Comparison of 30-2 Visual Field Using Melbourne Rapid Fields Online Perimetry and Humphrey Field Analyzer.
Summary
MRF provides a portable and accessible alternative to HFA for 30-2 visual field testing, with good agreement in moderate to advanced glaucoma.
Abstract
PRCIS
Protocol 30-2 of Melbourne Rapid Fields, online computer perimetry, provides a portable, reliable, and patient-friendly alternative to Humphrey Field Analyzer 30-2 SITA fast protocol for Japanese with all severity stages of glaucoma patients.
PURPOSE
Melbourne Rapid Fields (MRF) online computer perimetry is a web-browser-based software that offers white-on-white threshold perimetry using any computer. This study evaluates the perimetric results of the 30-2 protocol from MRF performed using a laptop computer in comparison to the Humphrey Field Analyzer (HFA).
METHODS
A prospective and cross-sectional study of 87 eyes from 87 Japanese glaucoma patients.
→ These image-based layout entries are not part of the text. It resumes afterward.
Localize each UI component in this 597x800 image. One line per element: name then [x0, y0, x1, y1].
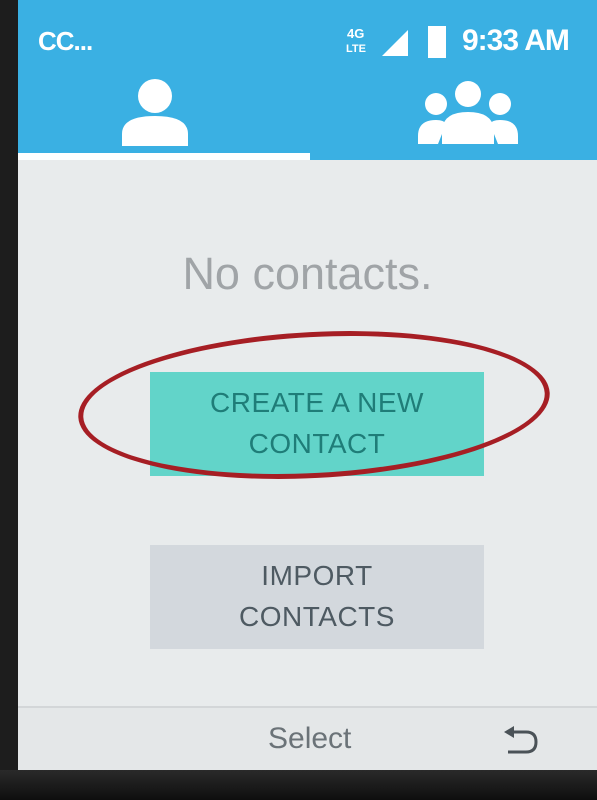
softkey-bar: Select: [18, 706, 597, 770]
group-icon: [418, 81, 518, 144]
svg-text:LTE: LTE: [346, 43, 366, 55]
svg-text:4G: 4G: [347, 26, 364, 41]
lte-icon: 4G LTE: [346, 26, 366, 55]
import-contacts-label: IMPORT CONTACTS: [239, 560, 395, 632]
selected-tab-indicator: [18, 153, 310, 160]
tab-groups[interactable]: [310, 70, 597, 160]
softkey-select[interactable]: Select: [268, 722, 351, 756]
device-bezel-bottom: [0, 770, 597, 800]
battery-icon: [428, 26, 446, 58]
status-icons: 4G LTE 9:33 AM: [344, 20, 594, 60]
create-new-contact-label: CREATE A NEW CONTACT: [210, 387, 424, 459]
empty-state-message: No contacts.: [182, 248, 433, 299]
import-contacts-button[interactable]: IMPORT CONTACTS: [150, 545, 484, 649]
person-icon: [122, 79, 188, 146]
tab-contacts[interactable]: [18, 70, 310, 160]
device-bezel: [0, 0, 18, 800]
signal-strength-icon: [382, 30, 408, 56]
back-icon[interactable]: [500, 724, 540, 754]
phone-screen: CC... 4G LTE 9:33 AM No contacts. CREATE…: [0, 0, 597, 800]
carrier-name: CC...: [38, 26, 93, 56]
create-new-contact-button[interactable]: CREATE A NEW CONTACT: [150, 372, 484, 476]
status-time: 9:33 AM: [462, 24, 570, 57]
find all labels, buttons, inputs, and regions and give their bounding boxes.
The MRF software includes features such as computer vision gaze monitoring and thresholding using Bayes logic. MRF's 30-2 VF results were compared with HFA 30-2 SITA-Fast, including mean deviation (MD), pattern deviation (PD), and reliability indices. Patients underwent 2 assessments on the MRF to establish test-retest reliability.
RESULTS
Of the 87 eyes, 43 eyes had mild field defect (MD>-6 dB), 26 had moderate field defect (-12 dB≤MD≤-6 dB), and 18 had advanced field defects (MD<-12 dB). MRF demonstrated a high level of agreement with HFA in evaluating MD [intraclass correlation coefficient (ICC): 0.97; 95%
CI
0.95-0.98] and PSD (ICC: 0.91; 95%
CI
0.86-0.94). Bland-Altman analysis revealed a mean bias of -0.76 decibels (dB) [95% limits of agreement (LoA): -5.82 dB, +4.30 dB] for MD and 0.79 dB (LoA: -4.24 dB, +5.82 dB) for PSD. Regarding MRF test-retest, Bland-Altman analysis demonstrated a mean bias of 0.25 dB (LoA: - 2.48 dB, +2.99 dB) for MD and -0.21 dB (LoA: -3.22 dB, +2.79 dB) for PSD. Although false positives and fixation losses were comparable between MRF and HFA, the MRF showed slightly higher false negatives and longer test times than HFA, though these differences did not reach statistical significance. In the mild group, MRF has a sensitivity of detecting field defects of 80% and a specificity of 72%.
CONCLUSION
MRF provides a portable and accessible alternative to HFA for 30-2 visual field testing, with good agreement in moderate to advanced glaucoma. However, its slightly higher false negatives, longer test duration, and systemic difference in output to HFA should be considered when interpreting results. Further improvements may enhance its clinical utility.